Lenora Worth’s interview:
1. What made you start writing?
I knew I wanted to write when I was in the fourth grade and we were assigned a writing project. I loved every minute of it and I got a good grade on the project. I was hooked from then on.
2. How long have you been writing?
I’ve written all my life, throughout school and well into adulthood but I got serious after I got married and started reading romance and women’s fiction at night when my husband worked. When did you sell your first book? I sold my first book in 1993 (after many years of trying and after many rejections.
3. How do you handle rejections?
Not very well (grin.) I get a little upset and disappointed but through the years I’ve learned to accept rejections as part of this business. I eat chocolate and start a new project.
4. Why do you write?
Because it’s just in me to write. I can’t imagine NOT writing. It’s part of my life.

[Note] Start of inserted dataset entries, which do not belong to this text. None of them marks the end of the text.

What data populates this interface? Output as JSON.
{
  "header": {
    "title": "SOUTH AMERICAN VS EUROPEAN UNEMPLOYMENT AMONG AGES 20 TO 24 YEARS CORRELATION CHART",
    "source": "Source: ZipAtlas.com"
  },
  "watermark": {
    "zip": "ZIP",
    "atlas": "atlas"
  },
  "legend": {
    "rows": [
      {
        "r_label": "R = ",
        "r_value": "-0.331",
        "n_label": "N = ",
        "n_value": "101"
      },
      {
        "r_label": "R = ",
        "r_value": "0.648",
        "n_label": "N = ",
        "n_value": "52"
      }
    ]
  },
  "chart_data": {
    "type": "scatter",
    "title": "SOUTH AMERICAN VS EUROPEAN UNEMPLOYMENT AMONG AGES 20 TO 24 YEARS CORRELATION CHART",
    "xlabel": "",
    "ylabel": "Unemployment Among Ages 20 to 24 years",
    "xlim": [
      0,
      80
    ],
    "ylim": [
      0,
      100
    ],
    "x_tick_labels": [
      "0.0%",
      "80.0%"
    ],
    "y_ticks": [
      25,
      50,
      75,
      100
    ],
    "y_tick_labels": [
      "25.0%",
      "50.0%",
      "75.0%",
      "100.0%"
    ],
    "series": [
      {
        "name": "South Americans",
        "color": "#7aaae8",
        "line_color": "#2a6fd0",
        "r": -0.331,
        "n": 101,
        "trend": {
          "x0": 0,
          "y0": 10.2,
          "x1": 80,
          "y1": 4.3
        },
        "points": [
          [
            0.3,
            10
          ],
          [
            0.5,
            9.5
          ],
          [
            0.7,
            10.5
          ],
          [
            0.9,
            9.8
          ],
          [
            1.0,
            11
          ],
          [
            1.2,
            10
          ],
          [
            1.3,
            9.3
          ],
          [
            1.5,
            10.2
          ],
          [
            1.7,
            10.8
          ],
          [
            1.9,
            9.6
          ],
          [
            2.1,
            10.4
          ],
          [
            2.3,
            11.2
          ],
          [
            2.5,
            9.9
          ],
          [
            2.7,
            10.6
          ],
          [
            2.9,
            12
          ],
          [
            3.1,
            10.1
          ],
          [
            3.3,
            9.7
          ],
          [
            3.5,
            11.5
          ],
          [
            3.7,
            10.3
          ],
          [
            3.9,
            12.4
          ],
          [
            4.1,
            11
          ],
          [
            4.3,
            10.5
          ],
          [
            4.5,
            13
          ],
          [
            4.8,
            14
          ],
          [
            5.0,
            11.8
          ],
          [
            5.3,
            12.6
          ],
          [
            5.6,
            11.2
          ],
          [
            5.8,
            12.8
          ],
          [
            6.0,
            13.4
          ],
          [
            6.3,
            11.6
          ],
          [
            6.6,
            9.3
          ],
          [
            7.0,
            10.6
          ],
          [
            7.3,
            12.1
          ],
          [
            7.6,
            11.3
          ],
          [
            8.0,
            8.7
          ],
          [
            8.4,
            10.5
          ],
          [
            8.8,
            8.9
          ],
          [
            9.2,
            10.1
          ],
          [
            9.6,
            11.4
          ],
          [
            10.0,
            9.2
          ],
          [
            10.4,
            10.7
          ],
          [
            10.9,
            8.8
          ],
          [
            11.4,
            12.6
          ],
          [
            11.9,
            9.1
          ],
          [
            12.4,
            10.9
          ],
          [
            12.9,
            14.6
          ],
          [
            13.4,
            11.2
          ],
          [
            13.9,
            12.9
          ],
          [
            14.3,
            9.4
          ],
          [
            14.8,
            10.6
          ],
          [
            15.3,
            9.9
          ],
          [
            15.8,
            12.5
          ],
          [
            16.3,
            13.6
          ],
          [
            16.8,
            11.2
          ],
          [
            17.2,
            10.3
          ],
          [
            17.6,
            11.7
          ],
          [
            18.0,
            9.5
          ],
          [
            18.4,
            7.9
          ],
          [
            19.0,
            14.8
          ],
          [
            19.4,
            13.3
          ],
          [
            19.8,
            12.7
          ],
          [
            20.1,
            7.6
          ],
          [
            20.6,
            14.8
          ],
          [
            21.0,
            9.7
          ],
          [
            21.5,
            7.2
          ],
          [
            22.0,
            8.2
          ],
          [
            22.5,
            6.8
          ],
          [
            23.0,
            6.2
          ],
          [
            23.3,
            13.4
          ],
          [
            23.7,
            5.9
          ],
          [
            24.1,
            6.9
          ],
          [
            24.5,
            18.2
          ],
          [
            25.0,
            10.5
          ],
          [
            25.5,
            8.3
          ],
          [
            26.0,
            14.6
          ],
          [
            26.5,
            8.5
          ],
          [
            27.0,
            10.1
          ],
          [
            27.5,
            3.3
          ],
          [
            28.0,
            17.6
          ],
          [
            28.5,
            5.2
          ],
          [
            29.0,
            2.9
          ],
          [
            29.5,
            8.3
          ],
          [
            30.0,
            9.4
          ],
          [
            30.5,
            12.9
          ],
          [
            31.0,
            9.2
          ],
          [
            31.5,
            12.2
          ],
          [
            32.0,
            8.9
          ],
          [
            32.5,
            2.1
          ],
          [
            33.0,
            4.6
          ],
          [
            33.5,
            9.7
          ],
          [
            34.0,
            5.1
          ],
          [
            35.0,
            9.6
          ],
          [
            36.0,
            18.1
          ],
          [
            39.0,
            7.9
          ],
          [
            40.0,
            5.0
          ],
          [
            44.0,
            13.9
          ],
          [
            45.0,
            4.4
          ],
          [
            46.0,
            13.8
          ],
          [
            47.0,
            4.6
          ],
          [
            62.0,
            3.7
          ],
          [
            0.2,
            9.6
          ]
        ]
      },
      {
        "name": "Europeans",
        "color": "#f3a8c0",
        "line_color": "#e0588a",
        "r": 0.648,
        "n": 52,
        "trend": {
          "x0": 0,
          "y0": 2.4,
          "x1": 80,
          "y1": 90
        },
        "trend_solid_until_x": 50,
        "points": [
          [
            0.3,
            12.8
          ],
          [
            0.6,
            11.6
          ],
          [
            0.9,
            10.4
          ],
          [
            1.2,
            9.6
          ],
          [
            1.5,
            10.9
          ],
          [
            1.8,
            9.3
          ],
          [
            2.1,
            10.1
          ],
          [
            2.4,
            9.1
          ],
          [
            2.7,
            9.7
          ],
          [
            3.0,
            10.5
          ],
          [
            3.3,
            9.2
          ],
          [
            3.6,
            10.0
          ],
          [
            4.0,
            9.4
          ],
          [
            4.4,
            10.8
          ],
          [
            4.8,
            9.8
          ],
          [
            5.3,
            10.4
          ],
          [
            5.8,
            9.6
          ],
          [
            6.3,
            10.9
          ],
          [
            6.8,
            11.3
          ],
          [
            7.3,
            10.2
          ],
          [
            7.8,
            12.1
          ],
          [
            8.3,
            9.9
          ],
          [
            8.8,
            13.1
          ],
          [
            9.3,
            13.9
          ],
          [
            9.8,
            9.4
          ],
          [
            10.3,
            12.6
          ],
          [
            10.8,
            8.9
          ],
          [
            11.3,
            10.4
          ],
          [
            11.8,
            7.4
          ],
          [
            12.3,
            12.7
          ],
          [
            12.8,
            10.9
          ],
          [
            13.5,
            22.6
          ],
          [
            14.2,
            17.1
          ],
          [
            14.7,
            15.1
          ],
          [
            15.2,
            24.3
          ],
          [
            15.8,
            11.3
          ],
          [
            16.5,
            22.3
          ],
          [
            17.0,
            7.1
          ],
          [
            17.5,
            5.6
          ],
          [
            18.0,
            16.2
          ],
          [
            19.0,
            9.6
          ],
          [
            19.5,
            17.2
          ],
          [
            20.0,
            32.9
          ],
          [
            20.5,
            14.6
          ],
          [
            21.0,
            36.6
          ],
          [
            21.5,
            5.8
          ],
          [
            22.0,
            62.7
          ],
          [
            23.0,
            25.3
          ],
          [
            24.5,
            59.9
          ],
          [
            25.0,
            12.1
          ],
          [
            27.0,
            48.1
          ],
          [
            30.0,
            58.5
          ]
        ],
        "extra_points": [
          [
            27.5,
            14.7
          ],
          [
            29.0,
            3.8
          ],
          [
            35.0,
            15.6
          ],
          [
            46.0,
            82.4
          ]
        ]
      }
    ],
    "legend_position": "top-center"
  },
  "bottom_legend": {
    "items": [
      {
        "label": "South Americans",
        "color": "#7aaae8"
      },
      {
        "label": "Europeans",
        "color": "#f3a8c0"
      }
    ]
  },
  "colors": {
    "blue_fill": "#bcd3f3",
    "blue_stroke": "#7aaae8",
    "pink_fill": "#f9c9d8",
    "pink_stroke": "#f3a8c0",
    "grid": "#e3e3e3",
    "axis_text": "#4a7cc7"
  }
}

5. What would you be doing with your free time if you weren’t writing?
I’d read and take long walk and cook a complete meal from scratch, right down to the dessert!
6. What are you working on right now?
A continuity that is fascinating. I love the challenge of working with five other writers and the end results of our brainstorming. (Sometimes, however, I don’t have much hair left from pulling it out as I try to figure things out.)
7. Do you put yourself into your books/characters?
I think I do put a little of myself into every book. Not all at once, but from experience or little things that have happened to me might happen to one of my characters. I try to tap into my own emotions and reactions to show how a character might react or change—and grow (as I had to do.)
8. Tell us about the book you have out right now.
Right now, I’m excited about “Heart of the Night”. This is the second book in my CHAIM secret agent series. It’s about a man who has lost everything, including his faith and how he finds a reason to live and turn back to God. This character—Eli Trudeau came into the first book (Secret Agent Minister) and practically took over. So I knew I had to write his story. I have a third one out in March (Code of Honor) and I hope to write two more.
9. Do you have any advice for other writers?
Just this—if you want to write, you will find a way to do it. This is a brutal, competitive business but you have to keep your eye on the prize. And you have to decide what that prize is—fame and fortune, or just writing because you love to do it.
10. How important is faith in your books?
Faith is very important in my books. I try to show God’s love through my characters and my stories. This is my way of witnessing my own faith and using a story to make a point.
11. What themes do you like to write about?
Forgiveness, redemption, hope and that love never fails.
12. What is your favorite book you’ve written and why?
Next to “Heart of the Night” I think it’s probably my very first Love Inspired “The Wedding Quilt.” It has special meaning because the emotions and events in that book were based on the death of my sister in a car wreck with a drunk driver. While the book is fiction, the emotions are very real.
13. What is your writing schedule like?
Crazy! My husband retired a few years ago, so my schedule has changed somewhat. I usually get started around ten or eleven in the morning and write straight through until around four PM. I try to write at least a scene or a chapter a day.
14. For Love Inspired you write for both the regular line and the suspense line. Which one do you like to do the most and why?
Oh, that’s tough. I love both. My heart will always belong to Love Inspired because that’s where I found my voice. But suspense is so much fun (a good way to let off some steam without getting arrested!)I’m blessed to be able to write both and I’m blessed to be able to write books with a faith element in them. And I try to never take that for granted!